Je ne sais pas si je vous avais parlé de la ferveur des martiniquais. L’église affiche plus que complet les dimanches matins. Au point que les fidèles suivent l’office sur le parvis de l’église ! Les plus beaux habits et chapeaux sont de mise , l’ensemble est coloré et gai. Pas du tout ce que nous aurons ressenti à Ste Lucie. En effet
ce lundi 30 janvier avons quitté Rodney Bay pour revenir à l’Anse Mitan. Une navigation menée tambour battant à plus de 7 nœuds au bon plein avec une houle souvent forte et deux bords dans la baie de Fort-de-France pour l’arrivée en fin d’après-midi. Nous sommes contents de retrouver la souriante Martinique. Notre séjour à Ste Lucie ne nous laissera pas un souvenir impérissable. Le mouillage de Rodney Bay est bruyant à souhait de jour comme de nuit. Les St Luciens et Ste Luciennes ne respirent pas la joie de vivre et sont agacés par les touristes (ce que nous comprenons tout à fait) et le montrent. Ils sont plutôt désagréables et ‘piégeants’ même pour les péquins de bonne foi comme nous pensons l’être. Si nous avons le malheur de ne pas acheter légumes et fruits en traversant des rues où abondent les vendeurs de rue, les insultes ne sont pas loin. Nous avons effectué un tour de l‘ile en bus. Les paysages sont bien différents entre la côte au vent et celle sous le vent, et l’intérieur. On passe de la rainforest à l’herbe sèche et aux arbustes maigrichons. Les villages sont assez pauvres, les maisons délabrées à l’exception de quelques-unes qui sont de véritables immeubles.
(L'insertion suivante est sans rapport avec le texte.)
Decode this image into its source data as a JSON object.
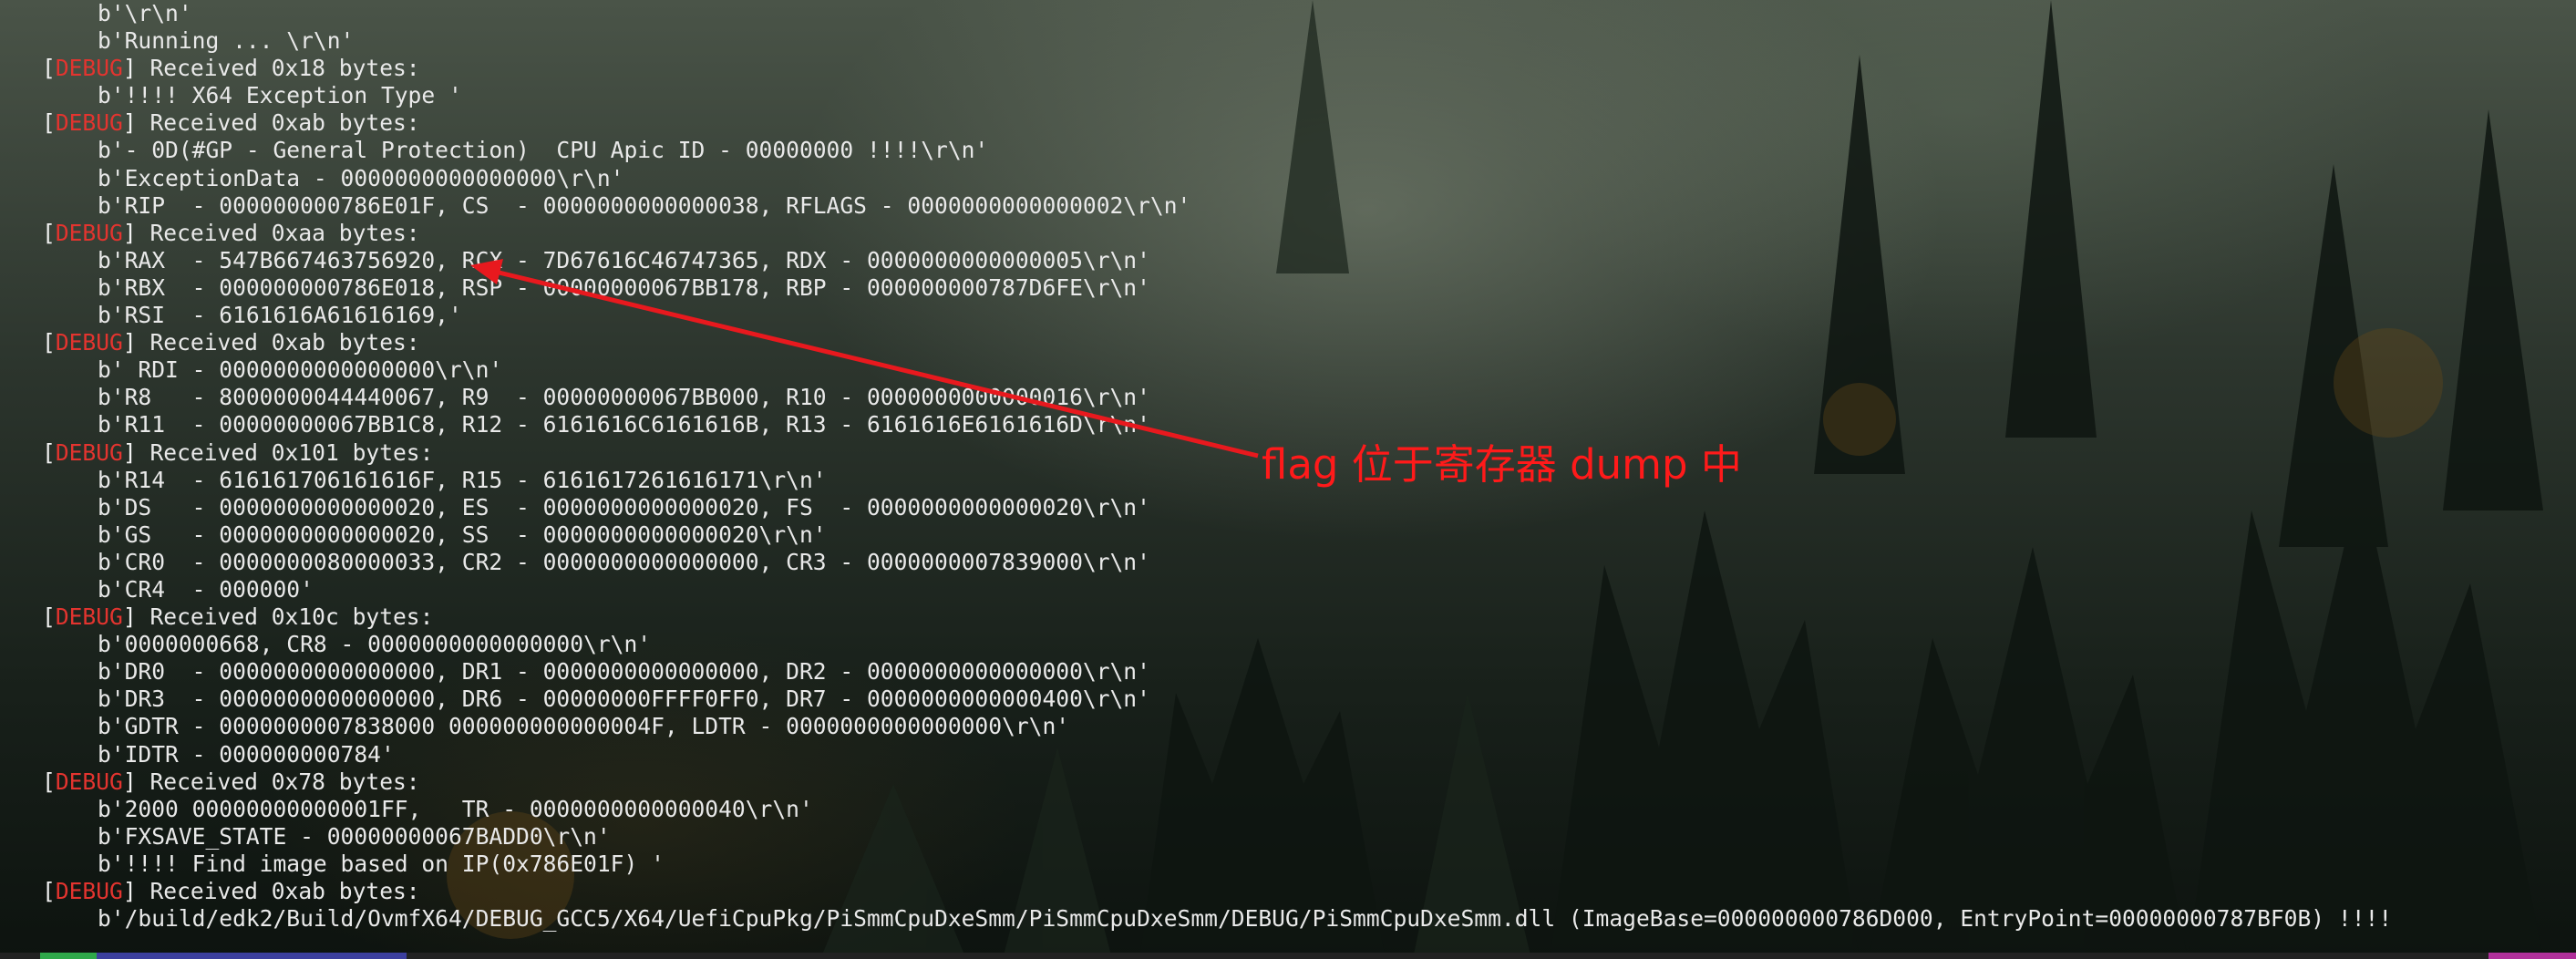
{
  "terminal": {
    "debug_tag": "DEBUG",
    "lines": [
      {
        "kind": "out",
        "text": "b'\\r\\n'"
      },
      {
        "kind": "out",
        "text": "b'Running ... \\r\\n'"
      },
      {
        "kind": "dbg",
        "text": " Received 0x18 bytes:"
      },
      {
        "kind": "out",
        "text": "b'!!!! X64 Exception Type '"
      },
      {
        "kind": "dbg",
        "text": " Received 0xab bytes:"
      },
      {
        "kind": "out",
        "text": "b'- 0D(#GP - General Protection)  CPU Apic ID - 00000000 !!!!\\r\\n'"
      },
      {
        "kind": "out",
        "text": "b'ExceptionData - 0000000000000000\\r\\n'"
      },
      {
        "kind": "out",
        "text": "b'RIP  - 000000000786E01F, CS  - 0000000000000038, RFLAGS - 0000000000000002\\r\\n'"
      },
      {
        "kind": "dbg",
        "text": " Received 0xaa bytes:"
      },
      {
        "kind": "out",
        "text": "b'RAX  - 547B667463756920, RCX - 7D67616C46747365, RDX - 0000000000000005\\r\\n'"
      },
      {
        "kind": "out",
        "text": "b'RBX  - 000000000786E018, RSP - 00000000067BB178, RBP - 000000000787D6FE\\r\\n'"
      },
      {
        "kind": "out",
        "text": "b'RSI  - 6161616A61616169,'"
      },
      {
        "kind": "dbg",
        "text": " Received 0xab bytes:"
      },
      {
        "kind": "out",
        "text": "b' RDI - 0000000000000000\\r\\n'"
      },
      {
        "kind": "out",
        "text": "b'R8   - 8000000044440067, R9  - 00000000067BB000, R10 - 0000000000000016\\r\\n'"
      },
      {
        "kind": "out",
        "text": "b'R11  - 00000000067BB1C8, R12 - 6161616C6161616B, R13 - 6161616E6161616D\\r\\n'"
      },
      {
        "kind": "dbg",
        "text": " Received 0x101 bytes:"
      },
      {
        "kind": "out",
        "text": "b'R14  - 616161706161616F, R15 - 6161617261616171\\r\\n'"
      },
      {
        "kind": "out",
        "text": "b'DS   - 0000000000000020, ES  - 0000000000000020, FS  - 0000000000000020\\r\\n'"
      },
      {
        "kind": "out",
        "text": "b'GS   - 0000000000000020, SS  - 0000000000000020\\r\\n'"
      },
      {
        "kind": "out",
        "text": "b'CR0  - 0000000080000033, CR2 - 0000000000000000, CR3 - 0000000007839000\\r\\n'"
      },
      {
        "kind": "out",
        "text": "b'CR4  - 000000'"
      },
      {
        "kind": "dbg",
        "text": " Received 0x10c bytes:"
      },
      {
        "kind": "out",
        "text": "b'0000000668, CR8 - 0000000000000000\\r\\n'"
      },
      {
        "kind": "out",
        "text": "b'DR0  - 0000000000000000, DR1 - 0000000000000000, DR2 - 0000000000000000\\r\\n'"
      },
      {
        "kind": "out",
        "text": "b'DR3  - 0000000000000000, DR6 - 00000000FFFF0FF0, DR7 - 0000000000000400\\r\\n'"
      },
      {
        "kind": "out",
        "text": "b'GDTR - 0000000007838000 000000000000004F, LDTR - 0000000000000000\\r\\n'"
      },
      {
        "kind": "out",
        "text": "b'IDTR - 000000000784'"
      },
      {
        "kind": "dbg",
        "text": " Received 0x78 bytes:"
      },
      {
        "kind": "out",
        "text": "b'2000 00000000000001FF,   TR - 0000000000000040\\r\\n'"
      },
      {
        "kind": "out",
        "text": "b'FXSAVE_STATE - 00000000067BADD0\\r\\n'"
      },
      {
        "kind": "out",
        "text": "b'!!!! Find image based on IP(0x786E01F) '"
      },
      {
        "kind": "dbg",
        "text": " Received 0xab bytes:"
      },
      {
        "kind": "out",
        "text": "b'/build/edk2/Build/OvmfX64/DEBUG_GCC5/X64/UefiCpuPkg/PiSmmCpuDxeSmm/PiSmmCpuDxeSmm/DEBUG/PiSmmCpuDxeSmm.dll (ImageBase=000000000786D000, EntryPoint=00000000787BF0B) !!!!"
      }
    ]
  },
  "annotation": {
    "text": "flag 位于寄存器 dump 中",
    "color": "#ff1a1a"
  },
  "colors": {
    "debug_tag": "#e3342f",
    "terminal_text": "#e9e9e9"
  }
}
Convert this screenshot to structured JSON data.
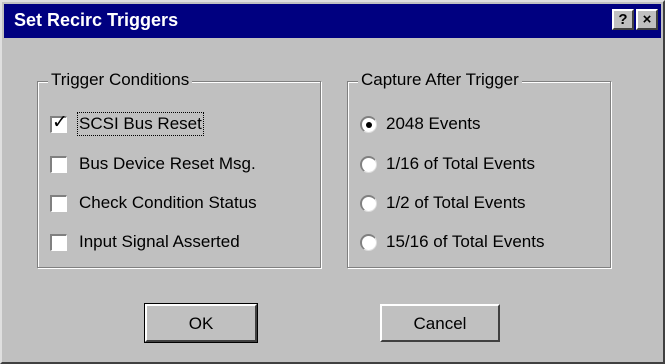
{
  "window": {
    "title": "Set Recirc Triggers",
    "help_label": "?",
    "close_label": "×"
  },
  "trigger_conditions": {
    "label": "Trigger Conditions",
    "items": [
      {
        "label": "SCSI Bus Reset",
        "checked": true
      },
      {
        "label": "Bus Device Reset Msg.",
        "checked": false
      },
      {
        "label": "Check Condition Status",
        "checked": false
      },
      {
        "label": "Input Signal Asserted",
        "checked": false
      }
    ]
  },
  "capture_after_trigger": {
    "label": "Capture After Trigger",
    "options": [
      {
        "label": "2048 Events",
        "selected": true
      },
      {
        "label": "1/16 of Total Events",
        "selected": false
      },
      {
        "label": "1/2 of Total Events",
        "selected": false
      },
      {
        "label": "15/16 of Total Events",
        "selected": false
      }
    ]
  },
  "buttons": {
    "ok_label": "OK",
    "cancel_label": "Cancel"
  }
}
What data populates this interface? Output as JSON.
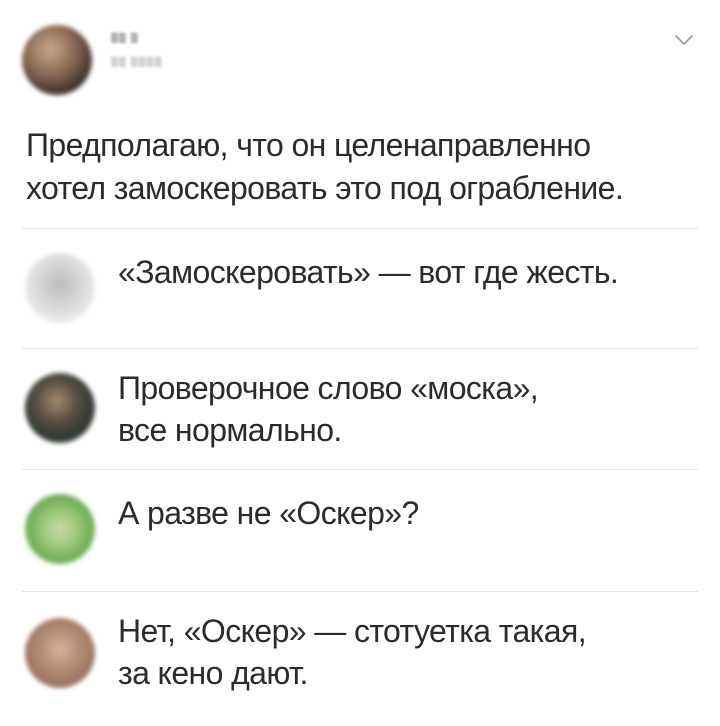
{
  "post": {
    "author_name": "▒▒ ▒",
    "author_meta": "▒▒ ▒▒▒▒",
    "text": "Предполагаю, что он целенаправленно\nхотел замоскеровать это под ограбление."
  },
  "comments": [
    {
      "text": "«Замоскеровать» — вот где жесть."
    },
    {
      "text": "Проверочное слово «моска»,\nвсе нормально."
    },
    {
      "text": "А разве не «Оскер»?"
    },
    {
      "text": "Нет, «Оскер» — стотуетка такая,\nза кено дают."
    }
  ],
  "colors": {
    "background": "#ffffff",
    "text": "#2b2b2b",
    "divider": "#e4e4e4",
    "chevron": "#9a9a9a"
  },
  "icons": {
    "menu": "chevron-down-icon"
  }
}
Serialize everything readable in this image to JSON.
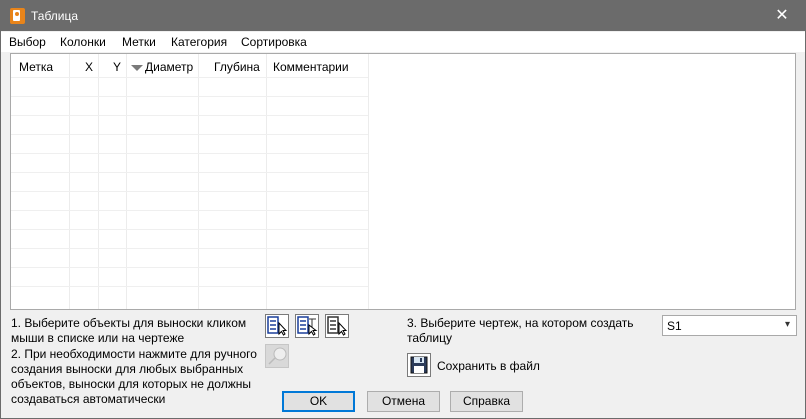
{
  "window": {
    "title": "Таблица"
  },
  "menu": [
    "Выбор",
    "Колонки",
    "Метки",
    "Категория",
    "Сортировка"
  ],
  "table": {
    "columns": [
      "Метка",
      "X",
      "Y",
      "Диаметр",
      "Глубина",
      "Комментарии"
    ],
    "sort_column": "Диаметр",
    "rows": []
  },
  "instructions": {
    "step1": "1. Выберите объекты для выноски кликом мыши в списке или на чертеже",
    "step2": "2. При необходимости нажмите для ручного создания выноски для любых выбранных объектов, выноски для которых не должны создаваться автоматически",
    "step3": "3. Выберите чертеж, на котором создать таблицу"
  },
  "sheet_select": {
    "value": "S1"
  },
  "save": {
    "label": "Сохранить в файл"
  },
  "buttons": {
    "ok": "OK",
    "cancel": "Отмена",
    "help": "Справка"
  },
  "colors": {
    "titlebar": "#6b6b6b",
    "accent": "#0078d7"
  }
}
Ma voisine de bus explique l’ambiance morose et le manque de joie de vivre par la période d’élections qui vient de s’achever et l’absence de perspective d’un avenir bien meilleur. Les temps sont durs ; le parti au pouvoir (labour) a fait des promesses mais les jeunes sont trop délaissés et les opportunités faibles. Le contraste entre richesse et pauvreté est indécent sur un si petit territoire et avoir comme seul futur de gagner sa vie en étant l’esclave des touristes ne fait pas rêver. De plus, la proximité de la Martinique où le niveau de vie est si supérieur n’arrange rien. Dans chaque famille, un membre est expatrié et subventionne les autres ; merci Western Union. Ici la misère ne semble pas moins pénible même si le soleil est au rendez-vous. N’ayant rien à offrir ni à faire ici, ce soir nous sommes mouillés à l’Anse Mitan. Retrouvons Athos et Kéa dans quelques jours nous poursuivrons notre route vers le Nord.
Entre temps nous organisons notre retour à terre, inscription des enfants dans leurs écoles respectives ; etc La vente de Taugl ne s’annonce pas aisée.